Are New Home Prices, Starts and Sales Rates Nearing Bottom?
RISMEDIA, August 19, 2009-According to John Burns Real Estate Consulting’s August 2009 survey of new home builders, housing market stability is just around the corner.
“While conditions vary by region and location, we are almost at a point where the majority of our respondents indicate that the housing market has stabilized,” said Jody Kahn, vice president of Irvine, Calif.-based John Burns Real Estate Consulting.
This month’s sample consists of 292 home building industry executives from public and private companies. In total, their insight is reflective of on-the-ground conditions in 89 MSAs and 1,857 communities.

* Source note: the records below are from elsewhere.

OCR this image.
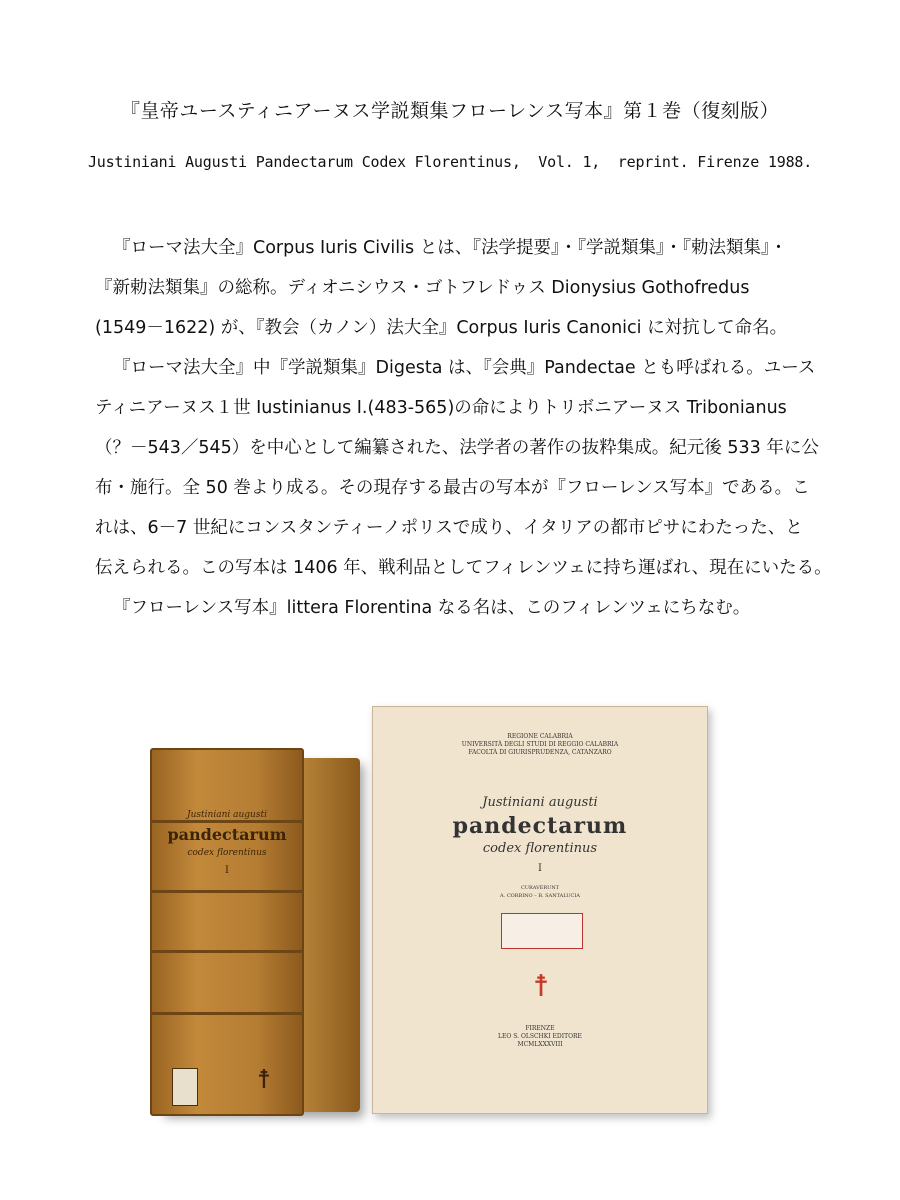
『皇帝ユースティニアーヌス学説類集フローレンス写本』第１巻（復刻版）
Justiniani Augusti Pandectarum Codex Florentinus,  Vol. 1,  reprint. Firenze 1988.
『ローマ法大全』Corpus Iuris Civilis とは、『法学提要』・『学説類集』・『勅法類集』・
『新勅法類集』の総称。ディオニシウス・ゴトフレドゥス Dionysius Gothofredus
(1549－1622) が、『教会（カノン）法大全』Corpus Iuris Canonici に対抗して命名。
『ローマ法大全』中『学説類集』Digesta は、『会典』Pandectae とも呼ばれる。ユース
ティニアーヌス１世 Iustinianus I.(483-565)の命によりトリボニアーヌス Tribonianus
（？－543／545）を中心として編纂された、法学者の著作の抜粋集成。紀元後 533 年に公
布・施行。全 50 巻より成る。その現存する最古の写本が『フローレンス写本』である。こ
れは、6－7 世紀にコンスタンティーノポリスで成り、イタリアの都市ピサにわたった、と
伝えられる。この写本は 1406 年、戦利品としてフィレンツェに持ち運ばれ、現在にいたる。
『フローレンス写本』littera Florentina なる名は、このフィレンツェにちなむ。
Justiniani augusti
pandectarum
codex florentinus
I
☨
REGIONE CALABRIA
UNIVERSITÀ DEGLI STUDI DI REGGIO CALABRIA
FACOLTÀ DI GIURISPRUDENZA, CATANZARO
Justiniani augusti
pandectarum
codex florentinus
I
CURAVERUNT
A. CORBINO – B. SANTALUCIA
☨
FIRENZE
LEO S. OLSCHKI EDITORE
MCMLXXXVIII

-Price stability emerged in most areas of TX, CA and the Northeast, with FL and the Midwest close behind. The Northwest, Southeast, Southwest and outlying areas in all submarkets continue to struggle.
-Sales per community have not changed much for several months.
-Starts are increasing in 7 of the 10 regions.
The survey also shows that Federal intervention is having a positive impact on the housing market. “The phrase ‘tax credit’ dominates in the verbatim comments we got from builders,” said CEO John Burns. “We continue to expect improving conditions for the next several months as the November 30 tax credit deadline approaches.”
New home pricing net of incentives is almost flat nationally. California, Texas and the Northeast (including Washington D.C.) report flat prices, with as many locations now raising prices or eliminating incentives as are continuing to drop prices. The number of builders dropping prices only slightly outweighs those raising prices in the Midwest and Florida. The Northwest, Southeast (Carolinas and Georgia) and Southwest are the notable exceptions, where prices continue to fall. In almost all markets, the lower price points are faring better than the higher price points due to FHA financing and the Federal tax credit.
Ratings of current sales and expected sales rose slightly, while the traffic rating was flat from July 2009. While sales remain very low, builders reported that sales have improved month-over-month 6 of the last 7 months. The Southern California and Northeast regions posted notable gains in ratings of current sales and traffic, while Northern California’s ratings declined. Notably, numerous California builders reported a distinct falloff in sales following the end of the State tax credit in early July.
Starts increased in 7 of the 10 regions of the country. The largest increases month-over month are in the Northeast (+41%) and Southern Florida (+31%), and the largest decreases are in the Northwest (-22%) and Northern California (-21%). One reason for increased starts is the lack of inventory. Unsold finished inventory has now declined to 3.2 homes per community.
Direct home and site construction costs are down 11-15% from peak. The results vary widely by builder, with 14% reporting cost reductions in excess of 25% and 5% reporting no cost reductions at all.